All of these new religions locate meaning within this world rather than outside of it. Their narratives, from origins to anthropology to soteriology to eschatology, are immanent rather than transcendent, and therefore ultimately doomed to disappoint and to fail. They offer utopian visions that cannot and will not be realized.
We’ve all heard by now of the rise of the “Nones,” that growing demographic that, when filling out a census, marks their religious affiliation as “None.” While until recently they made up only the smallest minority in America (and the rest of the Western world) they may now come close to forming a majority, especially among the younger generations. A common narrative among Christians is that people are migrating away from traditional Judeo-Christian faiths in favor of liberal secularism. But might it be possible that people are not actually abandoning religion as much as they are exploring, embracing, and even customizing a whole host of new spiritual traditions and subcultures? Might it be possible that people are not becoming less religious but more? These are the questions Tara Isabella Burton sets out to answer in Strange Rites: New Religions for a Godless World.
The Remixed
Burton believes that behind the Nones are people whose beliefs and practices are, to varying degrees, a mix of traditional institutional religions and personal, intuitional spiritualities. She calls these people the “Remixed” and says that though they are drifting away from their Judeo-Christian roots, they are still seeking what religion offers: meaning (a sense of why the world is the way it is), purpose (shaping life according to that meaning), community (joining with others to better understand meaning and better enact purpose), and ritual (actions or occasions in which the community acts together to reify and reaffirm a sense of community and a sense of purpose). While some of the Remixed have cut all ties with traditional faiths, others maintain a connection to a church or denomination, though they freely disregard elements of that faith they dislike and integrate elements of other faiths they deem attractive. She calls such people the “Remixed” because rather than creating new religions they are actually blending together elements of many others. Their most successful forms have integrated the power of consumerism to make them branded, salable, and, therefore, even more popular. Today the Remixed may make up nearly 50% of the population of the United States.

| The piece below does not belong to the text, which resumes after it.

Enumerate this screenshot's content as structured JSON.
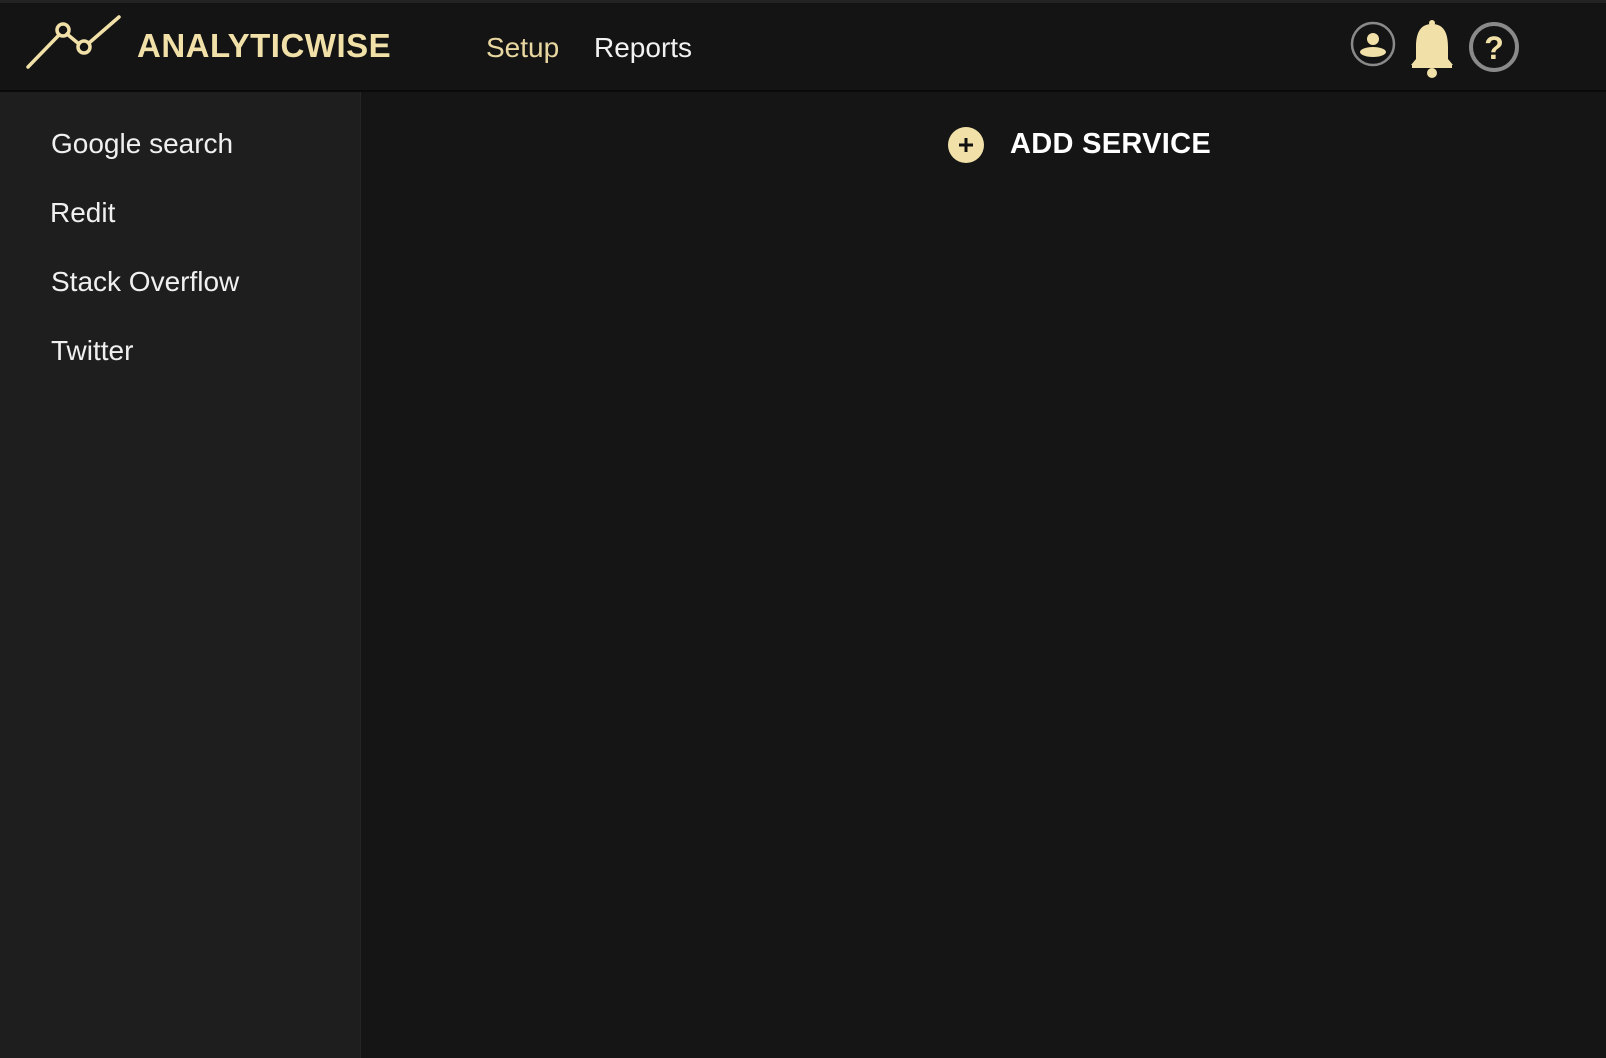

Of course America has long seen intuitional religions rise and fall. Transcendentalism, Spiritualism, New Thought, New Age—each of these was a faith of intuition, of feelings, desires, and experiences rather than writ and creed. It should be no great surprise that the tide has once again turned and is sweeping people away from institutional faiths in favor of intuitional alternatives. But while intuitional faiths have historically proven relatively minor and short-lived, is it possible that today’s New Great Awakening could permanently reshape the American religious landscape? Burton believes it is, and points to three reasons.
The first reason these remixed faiths may stick around is the absence of wider demographic pressure toward alternatives. Family and society no longer exert significant pressure toward traditional faiths, for in general the Remixed are the children of parents who already had no more than a formal, token association with a church. The second is the power of consumer capitalism. Big businesses have identified the spiritual longing among the Remixed and have begun selling not just products but also values, so that consumerism now strengthens and spreads the power of these Remixed religions. The third is the rise of the Internet through which we so easily form into tribes and through which we all come to demand a role in designing and personalizing our experiences. Says Burton, “Our spiritual profiles, like our Facebook profiles, need to be individualized.”
Harry Potter, Wellness, Witchcraft, Sex
A number of forces have combined to bring about and shape Remixed culture and, strangely enough, one of the most important is Harry Potter, for it marked the beginning of an Internet through which people wanted not just to consume content but to co-create it. The Remixed came of age just as Harry Potter was achieving its ascendency. As they read the novels and watched the films, they went online to discuss and remix them. The books made such a deep impact not just because people enjoyed the stories, but because they enjoyed the participatory culture they fostered. Through it all people came to expect more from what they consumed, so that stories were no longer meant to just entertain or teach, but to serve. “It’s impossible to understand Remixed spirituality—and the degree to which we seek out more precisely calibrated identities and tribes—without understanding the way that Internet culture, and fan culture in particular, primed us to expect, and even demand, narratives, practices, and communities that we found personally meaningful.”